Unless these documents were for show, simply to make his investigation look good.

The time was 8:15. The cottage was empty, Garza gone to work, Kate and Hanni headed for the Pamillon estate to make measurements and take additional pictures. This time they had a cell phone, two canisters of pepper spray, and, tucked in Hanni’s belt, a.38 automatic that she intended primarily as a noisy deterrent to scare away the cougar.

But was the cougar all they might encounter? Joe wondered if the old adage was true, that a murderer would return to the scene.

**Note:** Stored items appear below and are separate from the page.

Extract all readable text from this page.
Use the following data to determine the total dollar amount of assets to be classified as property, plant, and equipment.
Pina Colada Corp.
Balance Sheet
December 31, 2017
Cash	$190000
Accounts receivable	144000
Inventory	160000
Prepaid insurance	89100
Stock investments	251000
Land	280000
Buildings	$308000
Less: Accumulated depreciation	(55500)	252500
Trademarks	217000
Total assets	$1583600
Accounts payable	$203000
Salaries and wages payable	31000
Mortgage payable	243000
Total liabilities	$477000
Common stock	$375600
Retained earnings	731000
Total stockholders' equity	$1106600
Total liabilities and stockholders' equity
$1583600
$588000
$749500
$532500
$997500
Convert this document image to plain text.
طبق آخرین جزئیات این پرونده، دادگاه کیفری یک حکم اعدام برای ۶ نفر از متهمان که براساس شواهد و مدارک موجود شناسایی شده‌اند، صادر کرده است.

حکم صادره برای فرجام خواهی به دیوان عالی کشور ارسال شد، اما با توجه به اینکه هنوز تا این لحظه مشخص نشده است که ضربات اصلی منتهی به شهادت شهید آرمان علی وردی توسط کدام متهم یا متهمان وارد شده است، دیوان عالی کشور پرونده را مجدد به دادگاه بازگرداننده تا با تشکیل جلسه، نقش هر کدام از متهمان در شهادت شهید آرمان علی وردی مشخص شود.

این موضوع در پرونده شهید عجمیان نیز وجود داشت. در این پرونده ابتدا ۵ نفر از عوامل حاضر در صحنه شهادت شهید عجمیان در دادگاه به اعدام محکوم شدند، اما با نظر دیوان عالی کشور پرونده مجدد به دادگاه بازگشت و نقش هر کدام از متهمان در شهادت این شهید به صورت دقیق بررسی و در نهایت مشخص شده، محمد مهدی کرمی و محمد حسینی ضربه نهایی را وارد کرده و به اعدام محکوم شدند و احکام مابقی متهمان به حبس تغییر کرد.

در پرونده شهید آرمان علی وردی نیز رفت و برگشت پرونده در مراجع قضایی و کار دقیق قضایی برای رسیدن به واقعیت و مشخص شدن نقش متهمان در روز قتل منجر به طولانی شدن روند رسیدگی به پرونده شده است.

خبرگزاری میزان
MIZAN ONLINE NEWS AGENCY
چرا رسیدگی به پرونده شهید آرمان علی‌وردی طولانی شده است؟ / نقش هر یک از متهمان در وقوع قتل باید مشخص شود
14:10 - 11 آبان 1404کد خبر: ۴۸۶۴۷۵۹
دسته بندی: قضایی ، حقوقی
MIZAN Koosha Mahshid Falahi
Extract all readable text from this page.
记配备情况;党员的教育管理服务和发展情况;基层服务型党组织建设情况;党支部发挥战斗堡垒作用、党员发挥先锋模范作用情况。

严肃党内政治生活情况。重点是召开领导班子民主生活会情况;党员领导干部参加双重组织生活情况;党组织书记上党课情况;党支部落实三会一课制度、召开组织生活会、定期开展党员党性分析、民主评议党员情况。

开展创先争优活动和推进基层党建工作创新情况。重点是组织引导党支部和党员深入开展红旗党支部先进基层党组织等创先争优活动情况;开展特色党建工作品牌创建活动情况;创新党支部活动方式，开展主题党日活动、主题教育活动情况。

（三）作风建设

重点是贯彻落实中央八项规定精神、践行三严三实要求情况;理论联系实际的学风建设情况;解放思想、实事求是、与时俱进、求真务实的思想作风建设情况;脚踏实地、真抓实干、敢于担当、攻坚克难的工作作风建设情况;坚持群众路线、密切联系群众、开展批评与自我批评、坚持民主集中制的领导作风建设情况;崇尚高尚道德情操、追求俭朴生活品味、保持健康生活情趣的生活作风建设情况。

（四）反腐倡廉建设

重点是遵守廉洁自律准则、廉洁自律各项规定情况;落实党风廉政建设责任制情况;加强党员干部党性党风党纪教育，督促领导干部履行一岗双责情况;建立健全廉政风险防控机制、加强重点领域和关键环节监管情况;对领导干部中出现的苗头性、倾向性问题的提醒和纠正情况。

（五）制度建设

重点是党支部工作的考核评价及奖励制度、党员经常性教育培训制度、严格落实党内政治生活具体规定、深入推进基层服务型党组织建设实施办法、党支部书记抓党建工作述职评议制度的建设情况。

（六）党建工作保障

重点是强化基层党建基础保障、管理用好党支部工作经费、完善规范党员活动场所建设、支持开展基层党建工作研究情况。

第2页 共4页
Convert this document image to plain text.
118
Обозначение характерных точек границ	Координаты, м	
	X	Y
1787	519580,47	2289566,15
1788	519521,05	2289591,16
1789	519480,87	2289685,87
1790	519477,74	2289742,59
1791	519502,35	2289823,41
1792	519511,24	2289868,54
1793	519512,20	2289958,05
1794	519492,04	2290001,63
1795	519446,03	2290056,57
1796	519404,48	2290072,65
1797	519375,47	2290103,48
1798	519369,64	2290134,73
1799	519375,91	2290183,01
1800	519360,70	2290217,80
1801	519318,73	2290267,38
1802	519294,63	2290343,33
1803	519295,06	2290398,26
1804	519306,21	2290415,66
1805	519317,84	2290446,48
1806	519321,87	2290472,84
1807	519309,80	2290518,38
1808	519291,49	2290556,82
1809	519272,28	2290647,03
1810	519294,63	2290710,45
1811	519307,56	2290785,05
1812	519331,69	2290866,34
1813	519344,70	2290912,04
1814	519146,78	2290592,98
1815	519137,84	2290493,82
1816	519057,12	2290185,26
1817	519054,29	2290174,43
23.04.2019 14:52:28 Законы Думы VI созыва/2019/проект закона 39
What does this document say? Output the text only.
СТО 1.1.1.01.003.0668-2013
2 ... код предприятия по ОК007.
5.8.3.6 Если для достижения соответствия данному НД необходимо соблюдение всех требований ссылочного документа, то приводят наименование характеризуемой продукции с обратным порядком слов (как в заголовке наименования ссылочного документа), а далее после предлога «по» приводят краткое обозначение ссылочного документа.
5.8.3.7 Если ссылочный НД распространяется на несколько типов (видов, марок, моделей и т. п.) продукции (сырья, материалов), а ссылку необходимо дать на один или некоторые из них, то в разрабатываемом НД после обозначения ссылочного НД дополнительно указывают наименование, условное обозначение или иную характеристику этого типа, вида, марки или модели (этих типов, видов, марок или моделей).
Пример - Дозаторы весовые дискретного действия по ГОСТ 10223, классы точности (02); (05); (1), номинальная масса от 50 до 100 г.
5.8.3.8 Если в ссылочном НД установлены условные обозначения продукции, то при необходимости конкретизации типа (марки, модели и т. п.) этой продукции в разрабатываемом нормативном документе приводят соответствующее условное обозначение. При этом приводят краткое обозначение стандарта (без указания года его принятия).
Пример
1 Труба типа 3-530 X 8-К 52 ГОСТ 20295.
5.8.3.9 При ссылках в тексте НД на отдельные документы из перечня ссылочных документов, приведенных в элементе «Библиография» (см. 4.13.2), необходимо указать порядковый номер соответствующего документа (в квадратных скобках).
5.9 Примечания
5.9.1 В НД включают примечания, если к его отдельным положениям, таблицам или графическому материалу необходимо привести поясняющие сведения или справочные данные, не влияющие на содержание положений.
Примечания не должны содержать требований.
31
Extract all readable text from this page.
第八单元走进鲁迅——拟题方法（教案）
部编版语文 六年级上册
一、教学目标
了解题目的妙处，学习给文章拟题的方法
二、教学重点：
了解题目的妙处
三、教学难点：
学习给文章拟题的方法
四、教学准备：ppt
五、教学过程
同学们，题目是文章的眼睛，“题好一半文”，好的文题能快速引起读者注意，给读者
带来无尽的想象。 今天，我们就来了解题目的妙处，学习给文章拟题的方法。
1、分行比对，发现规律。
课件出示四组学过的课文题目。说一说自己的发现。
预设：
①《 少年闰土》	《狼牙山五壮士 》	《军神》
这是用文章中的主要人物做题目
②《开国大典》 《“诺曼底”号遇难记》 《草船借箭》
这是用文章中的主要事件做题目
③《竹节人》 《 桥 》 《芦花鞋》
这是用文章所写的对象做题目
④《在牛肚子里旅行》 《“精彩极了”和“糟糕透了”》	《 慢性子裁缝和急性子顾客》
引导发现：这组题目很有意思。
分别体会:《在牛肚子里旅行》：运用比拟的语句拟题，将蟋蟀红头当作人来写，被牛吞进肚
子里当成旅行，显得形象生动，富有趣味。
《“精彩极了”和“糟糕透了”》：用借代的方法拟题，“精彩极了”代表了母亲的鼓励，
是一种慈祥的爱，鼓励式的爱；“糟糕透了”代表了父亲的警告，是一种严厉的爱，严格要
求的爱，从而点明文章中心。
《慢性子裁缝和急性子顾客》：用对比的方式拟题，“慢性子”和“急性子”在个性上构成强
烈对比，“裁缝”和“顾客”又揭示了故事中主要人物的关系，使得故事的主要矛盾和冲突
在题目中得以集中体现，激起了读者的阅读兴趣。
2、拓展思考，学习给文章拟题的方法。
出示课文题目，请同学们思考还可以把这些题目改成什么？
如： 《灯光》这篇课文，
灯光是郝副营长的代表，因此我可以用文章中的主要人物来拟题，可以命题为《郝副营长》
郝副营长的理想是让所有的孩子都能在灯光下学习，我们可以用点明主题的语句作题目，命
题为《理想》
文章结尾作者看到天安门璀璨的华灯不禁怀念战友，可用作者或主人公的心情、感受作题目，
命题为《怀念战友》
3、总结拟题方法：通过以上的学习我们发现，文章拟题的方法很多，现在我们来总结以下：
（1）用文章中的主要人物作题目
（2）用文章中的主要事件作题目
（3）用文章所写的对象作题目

Of the six ex-cons in the police reports, four were on parole and two were under house confinement. One of those on parole was Stubby Baker, who had served twelve years on seven counts of embezzlement and fraud. Garza had files on both Baker and Lee Wark. Joe was drawn to the information on Wark in the same way a rabbit is drawn to the mesmerizing form of a weasel that stands deadly still, waiting for his prey to approach.

Wark was thirty-two years old, had brown hair and light brown eyes (muddy). He was five-ten, 160 pounds, pale (make that pasty) complexion, hunched posture. (They got that right.) He had no facial scars. He had been born and raised in Wales, had become a U.S. citizen at the age of twenty-three.